In a recent Intalytics Q&A, Justin Tischler and I examined the value of studying outliers to better understand key drivers of unit performance. In response to one of the questions posed during the discussion, we addressed the importance of establishing a proper analytical framework. Diving deeper on that particular topic, we have found the following to be fundamental in the execution of a successful outlier review:
- Consider the consistency of unit performance across your network
- Balance time between hypothesis validation and general examination
- Choose a methodology that best fits your objective
An outlier analysis typically leverages the results of a statistical model which has been calibrated to the performance of the units being analyzed and should, in theory, control for primary drivers. However, it is important to acknowledge that unit count, operational consistency, and data quality all play significant roles in the model development process. Setting aside ample time to review this information is a worthwhile exercise, and I find that a histogram of unit performance makes for a good starting point. A tight, normal distribution (illustrated by the solid blue bars below) will likely yield a more accurate model with a clearer identification of outliers. A wide distribution with spikes at the tails (illustrated by the hashed blue bars below) may indicate higher complexity associated with the underlying performance drivers:
One consideration to keep in mind as you move forward through the analysis is that you are more likely to hit the target when you know where to aim. Outlier review will be immensely helpful in addressing internal hypotheses. By layering in data to address specific questions such as “Should we expand into more college towns?”, you will be able to engage in quick filtering of units which meet desired criteria while identifying the magnitude of over- or under-performance, if any exists.

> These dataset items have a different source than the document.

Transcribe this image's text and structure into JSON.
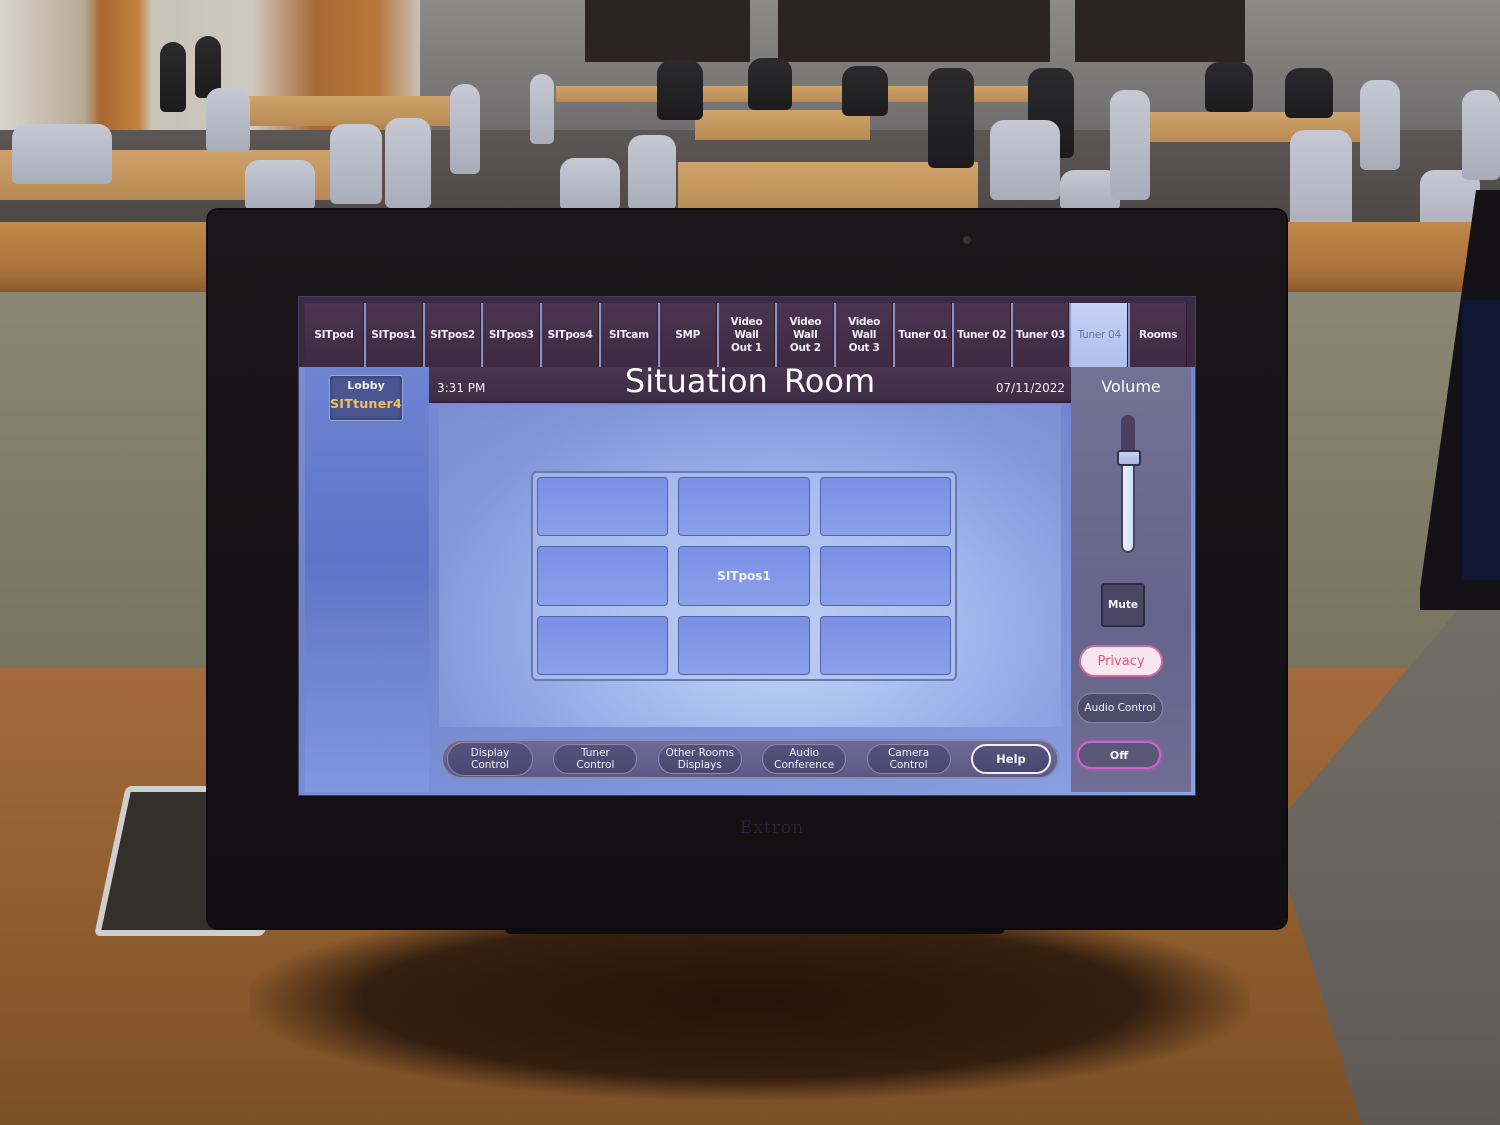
{
  "device": {
    "brand": "Extron"
  },
  "tabs": [
    {
      "label": "SITpod",
      "active": false
    },
    {
      "label": "SITpos1",
      "active": false
    },
    {
      "label": "SITpos2",
      "active": false
    },
    {
      "label": "SITpos3",
      "active": false
    },
    {
      "label": "SITpos4",
      "active": false
    },
    {
      "label": "SITcam",
      "active": false
    },
    {
      "label": "SMP",
      "active": false
    },
    {
      "label": "Video\nWall\nOut 1",
      "active": false
    },
    {
      "label": "Video\nWall\nOut 2",
      "active": false
    },
    {
      "label": "Video\nWall\nOut 3",
      "active": false
    },
    {
      "label": "Tuner 01",
      "active": false
    },
    {
      "label": "Tuner 02",
      "active": false
    },
    {
      "label": "Tuner 03",
      "active": false
    },
    {
      "label": "Tuner 04",
      "active": true
    },
    {
      "label": "Rooms",
      "active": false
    }
  ],
  "left_panel": {
    "lobby_title": "Lobby",
    "lobby_source": "SITtuner4",
    "lobby_source_color": "#f3c350"
  },
  "header": {
    "time": "3:31 PM",
    "title": "Situation Room",
    "date": "07/11/2022"
  },
  "video_wall": {
    "cells": [
      "",
      "",
      "",
      "",
      "SITpos1",
      "",
      "",
      "",
      ""
    ]
  },
  "bottom_nav": [
    {
      "label": "Display\nControl"
    },
    {
      "label": "Tuner\nControl"
    },
    {
      "label": "Other Rooms\nDisplays"
    },
    {
      "label": "Audio\nConference"
    },
    {
      "label": "Camera\nControl"
    },
    {
      "label": "Help"
    }
  ],
  "right_panel": {
    "volume_label": "Volume",
    "volume_level_percent": 71,
    "mute_label": "Mute",
    "privacy_label": "Privacy",
    "audio_control_label": "Audio Control",
    "off_label": "Off",
    "privacy_color": "#e0567f",
    "off_border_color": "#d65fd0"
  }
}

As a general rule, I advise clients to avoid wandering into random rabbit holes when it comes to data. That said, an outlier analysis is one exception where some disciplined time spent in hopeful exploration can be worthwhile. Be sure to include team members with deep knowledge of your existing network of locations in this process, as their experience may help identify non-obvious commonality and nuance among the over- and under-performing subsets.

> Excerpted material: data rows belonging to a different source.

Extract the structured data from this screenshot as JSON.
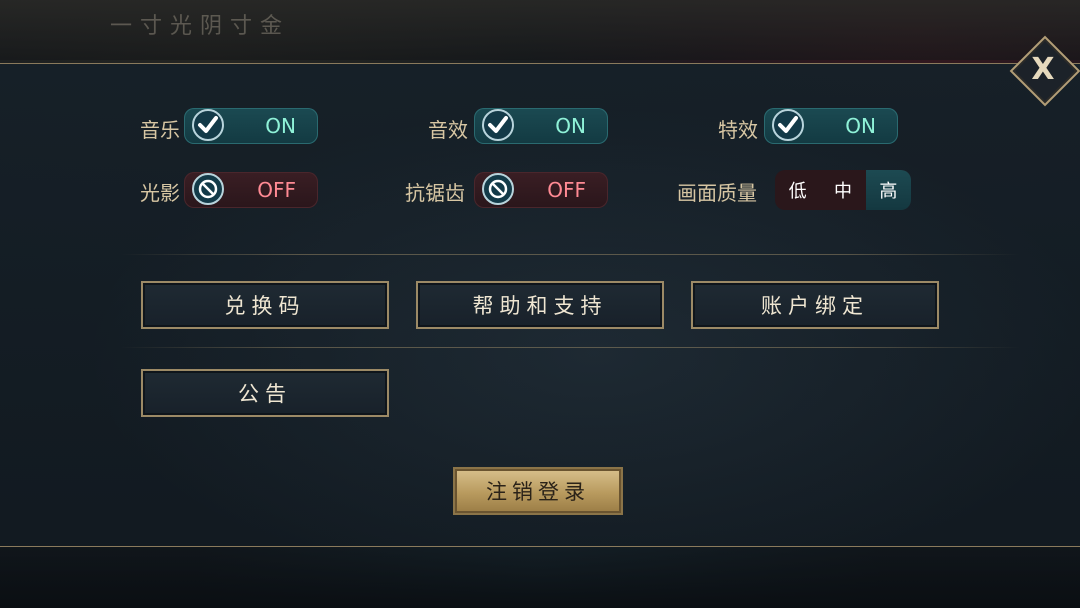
{
  "background": {
    "title": "一寸光阴寸金"
  },
  "close_button": {
    "label": "X"
  },
  "settings": {
    "music": {
      "label": "音乐",
      "state": "ON"
    },
    "sound": {
      "label": "音效",
      "state": "ON"
    },
    "effects": {
      "label": "特效",
      "state": "ON"
    },
    "lighting": {
      "label": "光影",
      "state": "OFF"
    },
    "antialias": {
      "label": "抗锯齿",
      "state": "OFF"
    },
    "quality": {
      "label": "画面质量",
      "options": [
        "低",
        "中",
        "高"
      ],
      "selected": "高"
    }
  },
  "buttons": {
    "redeem_code": "兑换码",
    "help_support": "帮助和支持",
    "account_bind": "账户绑定",
    "announcement": "公告",
    "logout": "注销登录"
  },
  "colors": {
    "on_text": "#8ff2d8",
    "off_text": "#ff8a94",
    "gold_border": "#9c8a66"
  }
}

Finally, consider alternative methods to define an outlier, which can reframe the perspective of the analysis. The first example highlights an under-performing outlier with a significant delta between actual and modeled sales potential, which may be more appropriate for estimating the ROI of an initiative aimed at boosting that unit’s performance. Alternatively, the second graph depicts the same unit as a percentile relative to overall network performance. Notice the outlier is less prominent and while still technically under-performing, the model projects this unit to be a high-performer – which it is (in top 20th percentile of all units).